Der Bundesgerichtshof hat sich in einer jüngst veröffentlichten Entscheidung mit der unentgeltlichen Übertragung von Grundbesitz unter Vorbehalt eines Wohnungsrechts befasst. Derartige Gestaltungen sind für die sogenannte vorweggenommene Erbfolge beliebt.

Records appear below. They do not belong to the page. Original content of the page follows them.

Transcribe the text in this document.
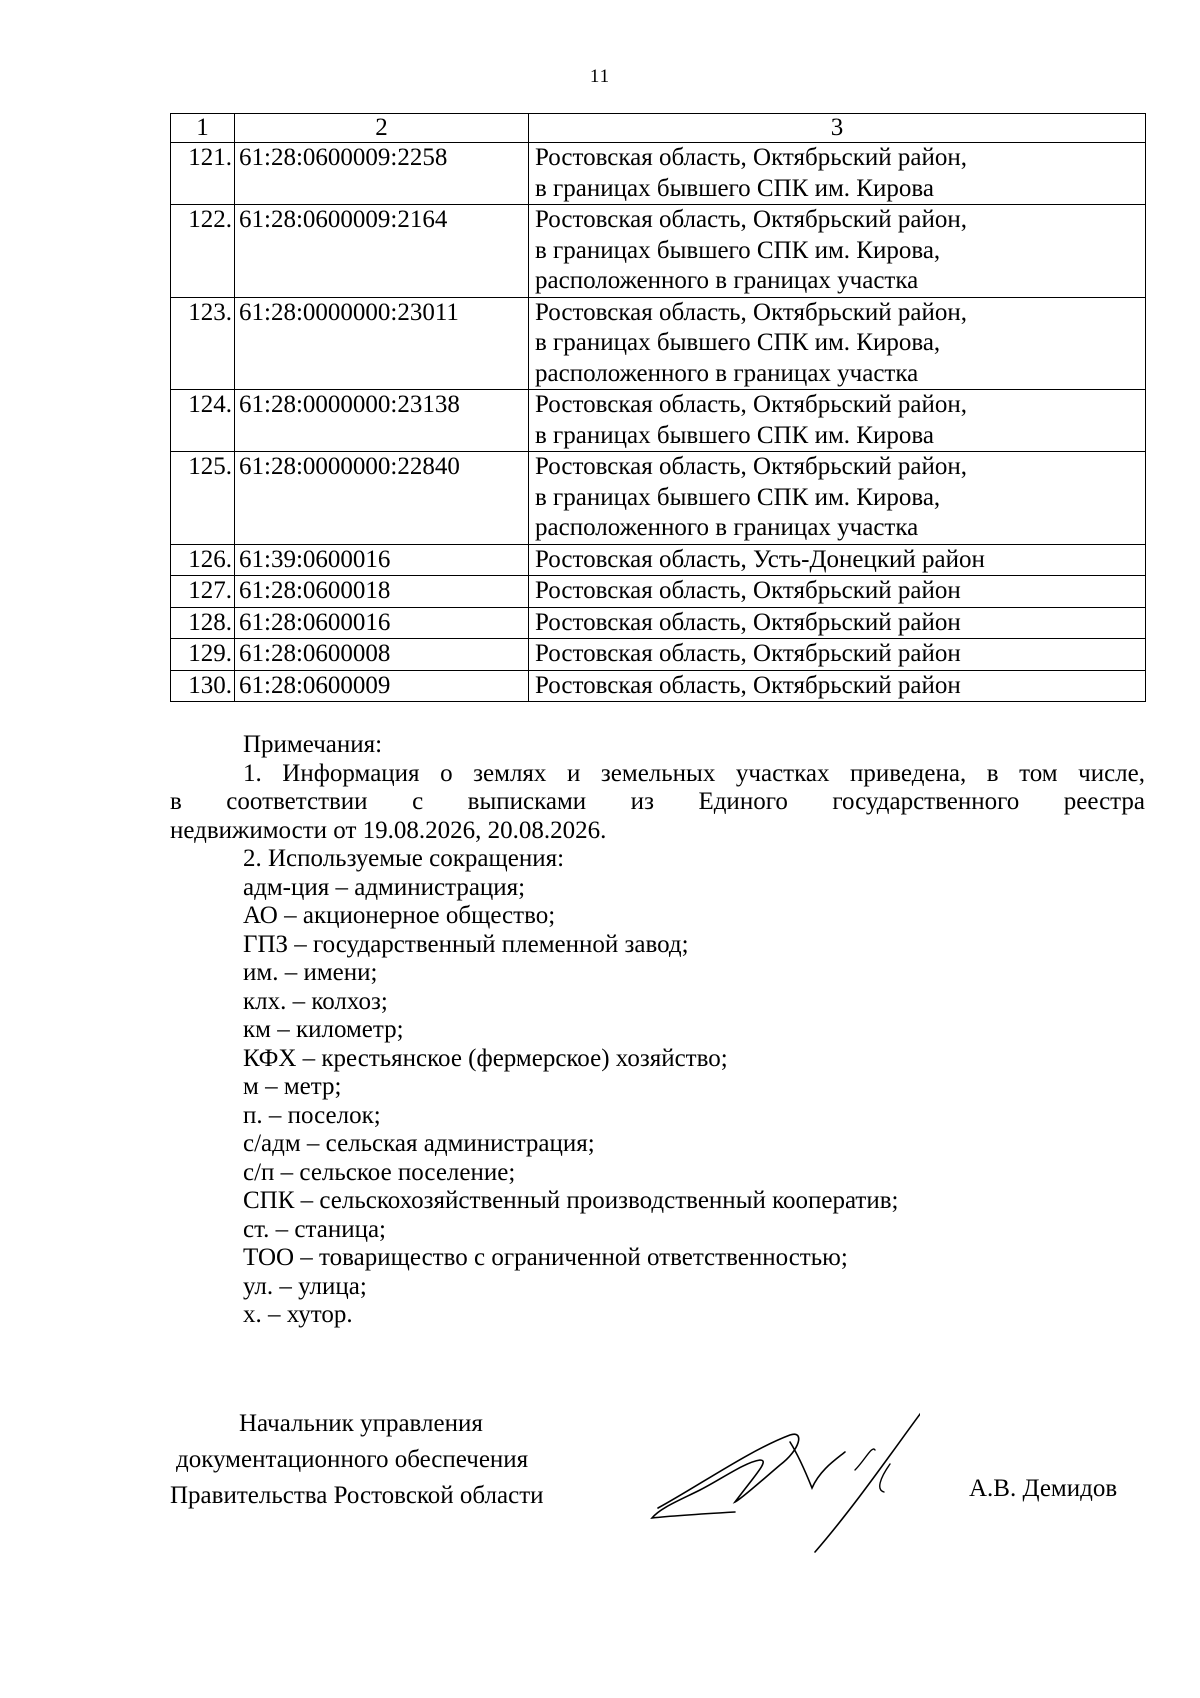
11
1	2	3
121.	61:28:0600009:2258	Ростовская область, Октябрьский район,
в границах бывшего СПК им. Кирова

122.	61:28:0600009:2164	Ростовская область, Октябрьский район,
в границах бывшего СПК им. Кирова,
расположенного в границах участка

123.	61:28:0000000:23011	Ростовская область, Октябрьский район,
в границах бывшего СПК им. Кирова,
расположенного в границах участка

124.	61:28:0000000:23138	Ростовская область, Октябрьский район,
в границах бывшего СПК им. Кирова

125.	61:28:0000000:22840	Ростовская область, Октябрьский район,
в границах бывшего СПК им. Кирова,
расположенного в границах участка

126.	61:39:0600016	Ростовская область, Усть-Донецкий район

127.	61:28:0600018	Ростовская область, Октябрьский район

128.	61:28:0600016	Ростовская область, Октябрьский район

129.	61:28:0600008	Ростовская область, Октябрьский район

130.	61:28:0600009	Ростовская область, Октябрьский район

Примечания:

1. Информация о землях и земельных участках приведена, в том числе,

в соответствии с выписками из Единого государственного реестра

недвижимости от 19.08.2026, 20.08.2026.

2. Используемые сокращения:

адм-ция – администрация;

АО – акционерное общество;

ГПЗ – государственный племенной завод;

им. – имени;

клх. – колхоз;

км – километр;

КФХ – крестьянское (фермерское) хозяйство;

м – метр;

п. – поселок;

с/адм – сельская администрация;

с/п – сельское поселение;

СПК – сельскохозяйственный производственный кооператив;

ст. – станица;

ТОО – товарищество с ограниченной ответственностью;

ул. – улица;

х. – хутор.

Начальник управления
документационного обеспечения
Правительства Ростовской области	А.В. Демидов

Zum Verständnis der Entscheidung muss man wissen, dass der BGH bei der Schenkung von Grundbesitz unter Vorbehalt eines Nießbrauchrechtes die Auffassung vertreten hat, dass sich der Schenker hierdurch noch nicht von der wirtschaftlichen Nutzung getrennt hat. Hierdurch beginnt dann die Frist des § 2325 Abs. 3 BGB nicht schon mit der Übertragung des Grundstückes, sondern erst mit dem Erbfall. Insbesondere Schenkungen nur zur Vermeidung von Pflichtteilsansprüchen wurden dann ausgehebelt, wenn der frühere Eigentümer immer noch eine so große Rechtsposition hatte, dass es für ihn im Ergebnis keinen Unterschied machte.

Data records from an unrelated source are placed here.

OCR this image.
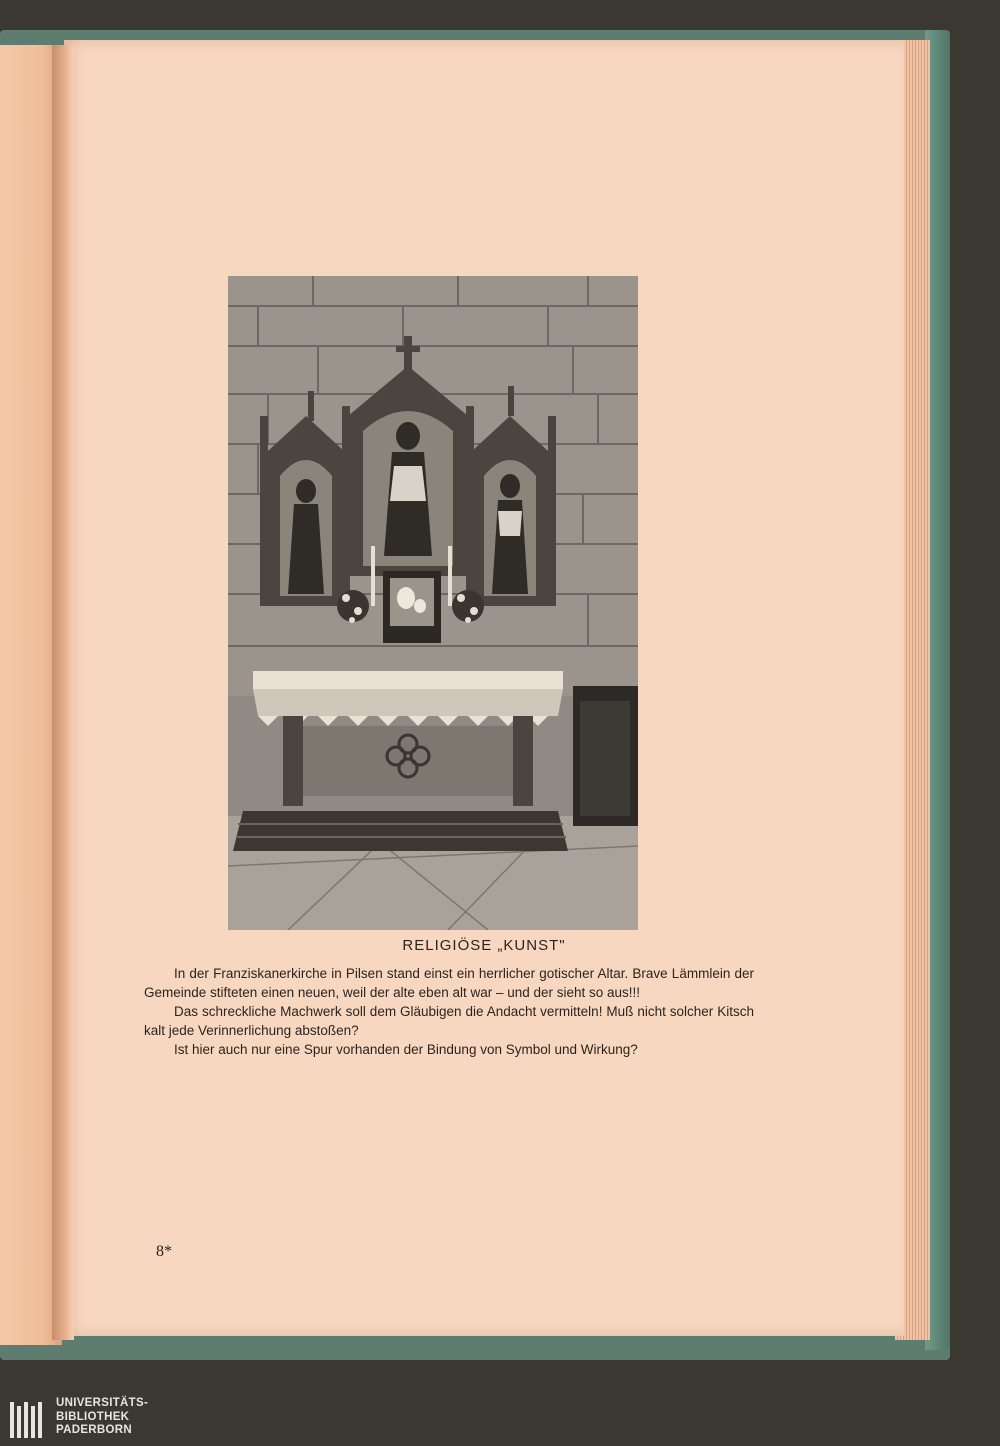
RELIGIÖSE „KUNST"

In der Franziskanerkirche in Pilsen stand einst ein herrlicher gotischer Altar. Brave Lämmlein der Gemeinde stifteten einen neuen, weil der alte eben alt war – und der sieht so aus!!!

Das schreckliche Machwerk soll dem Gläubigen die Andacht vermitteln! Muß nicht solcher Kitsch kalt jede Verinnerlichung abstoßen?

Ist hier auch nur eine Spur vorhanden der Bindung von Symbol und Wirkung?

8*
UNIVERSITÄTS-
BIBLIOTHEK
PADERBORN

Bei Wohnungsrechten war die Situation bislang noch etwas unübersichtlich. In seiner aktuellen Entscheidung hat der Bundesgerichtshof jetzt dargelegt, dass die Behandlung eines Wohnungsrechtes ganz wesentlich von dessen Ausgestaltung abhängt. Behielten sich im aktuellen Fall etwa Eltern im Zuge einer Übertragung eines von ihnen bewohnten Grundstückes lediglich noch an bestimmten Räumen ein Wohnungsrecht vor, und ist der im Ergebnis größere Teil des Grundstückes auch wirtschaftlich auf den Beschenkten übergegangen, so läuft in diesen Fällen die Zehnjahresfrist bereits ab der Übertragung. Wesentlich ist hierbei auch, ob das Wohnungsrecht auch Dritten überlassen werden kann, und ob die Rechte des Erwerbers auch noch anderen Einschränkungen unterliegt. Ist letzteres der Fall, kann es sein, dass die Frist erst mit dem Tode beginnt. Durch diese Entscheidung werden offene Fragten für derartige Vorgänge geklärt.